To create their dog dataset, the researchers modified GTA V’s code to interchange the human characters with canine avatars through a process generally known as “modding.”

Examples from the synthetic dog dataset generated with GTA-V. Source: University of Surrey.

The researchers produced 118 videos that recorded these virtual dogs performing various actions—sitting, walking, barking, and running—under different environmental conditions.

This culminated within the creation of “DigiDogs,” a large database of 27,900 images of dog movements captured in ways that may not have been possible with real-world data collection.

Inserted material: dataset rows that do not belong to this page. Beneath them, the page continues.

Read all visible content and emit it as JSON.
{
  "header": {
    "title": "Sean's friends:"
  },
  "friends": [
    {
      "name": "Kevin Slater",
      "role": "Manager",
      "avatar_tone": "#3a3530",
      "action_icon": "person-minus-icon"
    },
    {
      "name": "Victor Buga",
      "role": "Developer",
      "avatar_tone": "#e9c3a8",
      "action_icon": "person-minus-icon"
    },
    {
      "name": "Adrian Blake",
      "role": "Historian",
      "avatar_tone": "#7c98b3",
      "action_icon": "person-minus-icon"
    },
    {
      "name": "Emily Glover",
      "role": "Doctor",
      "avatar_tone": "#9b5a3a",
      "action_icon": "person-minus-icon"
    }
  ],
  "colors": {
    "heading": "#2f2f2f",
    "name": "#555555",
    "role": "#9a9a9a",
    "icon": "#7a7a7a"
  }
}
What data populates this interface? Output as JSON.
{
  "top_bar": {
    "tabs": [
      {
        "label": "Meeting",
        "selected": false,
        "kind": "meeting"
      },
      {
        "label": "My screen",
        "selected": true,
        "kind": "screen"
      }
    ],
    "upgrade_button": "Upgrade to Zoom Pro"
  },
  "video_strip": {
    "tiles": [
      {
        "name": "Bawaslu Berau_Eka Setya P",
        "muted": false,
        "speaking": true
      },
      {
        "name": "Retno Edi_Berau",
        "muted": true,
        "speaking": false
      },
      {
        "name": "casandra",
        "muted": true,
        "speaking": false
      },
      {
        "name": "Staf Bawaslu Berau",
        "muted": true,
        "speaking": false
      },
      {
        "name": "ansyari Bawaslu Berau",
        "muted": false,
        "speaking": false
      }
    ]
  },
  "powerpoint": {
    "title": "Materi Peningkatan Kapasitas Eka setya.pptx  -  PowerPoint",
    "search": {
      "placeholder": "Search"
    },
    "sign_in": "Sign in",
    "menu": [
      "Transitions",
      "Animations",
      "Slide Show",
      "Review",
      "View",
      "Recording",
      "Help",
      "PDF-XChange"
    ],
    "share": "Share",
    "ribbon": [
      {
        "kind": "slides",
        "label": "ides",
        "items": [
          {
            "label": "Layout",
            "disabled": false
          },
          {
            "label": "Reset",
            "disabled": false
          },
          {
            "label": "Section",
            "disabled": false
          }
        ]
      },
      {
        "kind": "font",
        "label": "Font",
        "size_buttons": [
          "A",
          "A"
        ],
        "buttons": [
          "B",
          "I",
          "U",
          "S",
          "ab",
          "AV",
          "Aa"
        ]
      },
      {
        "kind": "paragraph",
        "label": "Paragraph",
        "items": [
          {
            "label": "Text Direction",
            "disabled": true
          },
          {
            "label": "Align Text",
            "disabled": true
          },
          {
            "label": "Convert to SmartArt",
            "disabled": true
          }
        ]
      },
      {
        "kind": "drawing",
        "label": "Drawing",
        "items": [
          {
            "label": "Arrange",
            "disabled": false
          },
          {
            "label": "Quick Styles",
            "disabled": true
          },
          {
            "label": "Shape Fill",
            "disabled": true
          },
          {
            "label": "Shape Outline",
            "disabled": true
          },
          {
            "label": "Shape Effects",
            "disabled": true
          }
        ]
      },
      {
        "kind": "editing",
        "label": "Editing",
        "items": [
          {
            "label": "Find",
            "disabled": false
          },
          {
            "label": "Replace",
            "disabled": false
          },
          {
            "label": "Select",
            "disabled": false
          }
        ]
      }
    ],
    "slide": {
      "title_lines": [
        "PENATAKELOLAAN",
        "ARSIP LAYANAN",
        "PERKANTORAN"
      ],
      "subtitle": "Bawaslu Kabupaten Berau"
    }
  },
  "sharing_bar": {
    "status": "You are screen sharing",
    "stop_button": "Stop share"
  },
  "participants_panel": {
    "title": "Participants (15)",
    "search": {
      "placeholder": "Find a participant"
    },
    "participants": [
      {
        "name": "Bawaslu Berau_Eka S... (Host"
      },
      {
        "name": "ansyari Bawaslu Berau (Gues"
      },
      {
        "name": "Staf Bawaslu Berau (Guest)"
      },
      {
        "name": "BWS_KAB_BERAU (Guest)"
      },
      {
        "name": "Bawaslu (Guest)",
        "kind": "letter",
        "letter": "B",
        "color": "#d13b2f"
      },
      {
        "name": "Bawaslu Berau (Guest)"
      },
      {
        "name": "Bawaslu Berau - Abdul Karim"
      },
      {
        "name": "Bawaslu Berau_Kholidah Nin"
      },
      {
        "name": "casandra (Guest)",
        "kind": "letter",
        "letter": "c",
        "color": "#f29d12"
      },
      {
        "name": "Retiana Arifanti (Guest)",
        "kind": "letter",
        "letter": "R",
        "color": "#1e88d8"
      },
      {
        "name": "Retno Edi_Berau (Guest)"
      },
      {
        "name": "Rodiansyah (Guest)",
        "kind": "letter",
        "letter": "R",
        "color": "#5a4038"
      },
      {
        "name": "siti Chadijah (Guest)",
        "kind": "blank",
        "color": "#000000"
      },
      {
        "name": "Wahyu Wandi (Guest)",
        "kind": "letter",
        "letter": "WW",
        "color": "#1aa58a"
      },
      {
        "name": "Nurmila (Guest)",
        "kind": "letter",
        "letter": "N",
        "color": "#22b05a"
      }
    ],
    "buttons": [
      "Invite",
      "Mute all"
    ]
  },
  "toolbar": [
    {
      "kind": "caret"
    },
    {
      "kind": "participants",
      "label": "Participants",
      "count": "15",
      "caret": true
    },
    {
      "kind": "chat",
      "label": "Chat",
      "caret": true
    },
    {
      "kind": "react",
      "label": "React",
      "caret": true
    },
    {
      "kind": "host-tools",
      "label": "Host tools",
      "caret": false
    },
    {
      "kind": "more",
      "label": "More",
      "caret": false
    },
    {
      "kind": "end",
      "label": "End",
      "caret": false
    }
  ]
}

With the dataset in hand, the subsequent steps leveraged Meta’s DINOv2 AI model for its strong generalization capabilities and optimized it with DigiDogs to accurately predict 3D poses from single-view RGB images.

The researchers showed that using the DigiDogs dataset for training resulted in additional accurate and lifelike 3D dog poses than those trained on real-world datasets attributable to the range of dog appearances and actions captured.

The improved performance of the model was confirmed by thorough qualitative and quantitative evaluations.

AI dogs — Models trained on the DigiDogs synthetic dataset showed higher accuracy in comparison with models trained only on the true RGBD-Dogs dataset. You can see this here when you look closely at the expected mappings (in pink) in comparison with the bottom truth (in green) improved on the correct. Source: University of Surrey.

Although this study represented a significant advance in 3D animal modeling, the team admits that there continues to be a whole lot of work to be done, particularly in improving the best way the model predicts the depth aspect of the pictures (the Z coordinate).

Shooter described the potential impact of her work: “3D poses contain so rather more information than 2D photos. From ecology to animation, this neat solution has so many uses.”

The Paper won one of the best paper award on the IEEE/CVF Winter Conference on Applications of Computer Vision.

It opens the door to higher model performance in areas comparable to wildlife conservation and 3D object rendering for VR.